Recently, on my way to the kitchen to heat up my lunch, I overheard this comment: “A broken lock isn’t going to stop me from getting my coffee”. I politely laughed because a)it was my deputy director and b)I didn’t know what else to do but what I was really thinking was “wow, you need a support group. That is not healthy behavior”. I guess I don’t understand because I don’t drink coffee. There. I said it.
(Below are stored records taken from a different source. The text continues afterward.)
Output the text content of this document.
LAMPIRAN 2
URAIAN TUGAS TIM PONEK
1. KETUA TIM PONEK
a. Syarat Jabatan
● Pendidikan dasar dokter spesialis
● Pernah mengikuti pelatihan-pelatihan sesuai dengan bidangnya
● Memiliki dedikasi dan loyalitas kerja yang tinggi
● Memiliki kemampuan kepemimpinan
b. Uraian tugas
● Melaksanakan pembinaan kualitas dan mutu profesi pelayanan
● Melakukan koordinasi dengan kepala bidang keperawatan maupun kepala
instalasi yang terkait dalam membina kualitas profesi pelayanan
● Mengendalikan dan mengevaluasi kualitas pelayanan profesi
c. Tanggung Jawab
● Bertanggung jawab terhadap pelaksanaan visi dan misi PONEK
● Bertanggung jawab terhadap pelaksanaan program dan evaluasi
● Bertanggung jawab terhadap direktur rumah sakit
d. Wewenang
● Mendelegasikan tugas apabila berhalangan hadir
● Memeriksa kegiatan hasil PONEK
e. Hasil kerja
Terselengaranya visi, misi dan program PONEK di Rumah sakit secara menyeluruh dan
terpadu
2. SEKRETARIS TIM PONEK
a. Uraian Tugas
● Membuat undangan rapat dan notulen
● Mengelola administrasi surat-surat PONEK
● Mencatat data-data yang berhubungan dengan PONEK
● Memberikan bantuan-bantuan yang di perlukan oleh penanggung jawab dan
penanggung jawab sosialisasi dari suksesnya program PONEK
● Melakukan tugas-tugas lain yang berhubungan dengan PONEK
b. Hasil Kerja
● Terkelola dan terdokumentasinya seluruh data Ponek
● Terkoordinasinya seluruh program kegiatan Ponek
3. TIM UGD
It’s such a relief to get that off my chest. I don’t drink coffee. I never have. I just don’t understand the appeal of a drink that gives you god-awful breath and stains your teeth. And it wasn’t until I became an adult until I realized what a social stigma it is not to drink coffee. I have yet to walk into a work kitchen, attend a meeting or commute without seeing the unmistakable signs of the legions of coffee drinkers. I’ve gotten used to the stares and gasps when I turn down offers for coffee. I’ve gotten used to this question: “How do you function? I’m no good before I have my coffee!” I’d like to answer that I wake up just fine in the morning and I have actually found that an almost 4-year-old screaming “Mommy!” is probably just as effective of a jolt as caffeine but I just shrug and smile.
My dislike for coffee is not a mystery. I can pinpoint the exact reason why I can’t stand it. I can trace the origins all the way back to my 11th grade math class. My teacher, who made me sit not only upfront but directly in front of his desk, was a sweaty mess of a man who always reeked of coffee and consistently had a drip or two stuck to his moustache. His coffee aroma was so strong that I think he might have bathed in it. He had coffee stink lines coming off of him that were so thick you could capture them and make another cup of coffee.
Then there was his breath. Dear Lord, his breath was the worst smell I have ever smelled. Imagine a landfill steeped in coffee and then covered in warm milk; that’s pretty close to what Math Teacher’s breath smelled like. It was so overpowering that most days I wished to lose my sense of smell. I had to smell this first thing in the morning, every morning, for 9 straight months. It was enough to ruin the drink for me forever. I cannot look at a cup of coffee without immediately flashing back to my math class horror. Then I start to relive the smell and the awfulness of it all and I run, not walk, away from the coffee.
There’s nothing that anyone can do or say that will get me to start drinking coffee at this point. And boy, do people try. But my repulsion is so strong that I made it through college, grad school, and living with a newborn all without drinking coffee. I think I am one of the few people left on earth who will go into a Dunkin Donuts and actually get a donut. In fact, the only coffee pot I have cost $12 and comes out only when my parents visit (and sometimes not even then. They go down the street to Dunkin Donuts because I don’t have coffee filters or coffee grounds. Or is it coffee beans? Whichever it is, I don’t have either).
So now you know one of my secrets. I don’t drink coffee. I hope we can still be friends.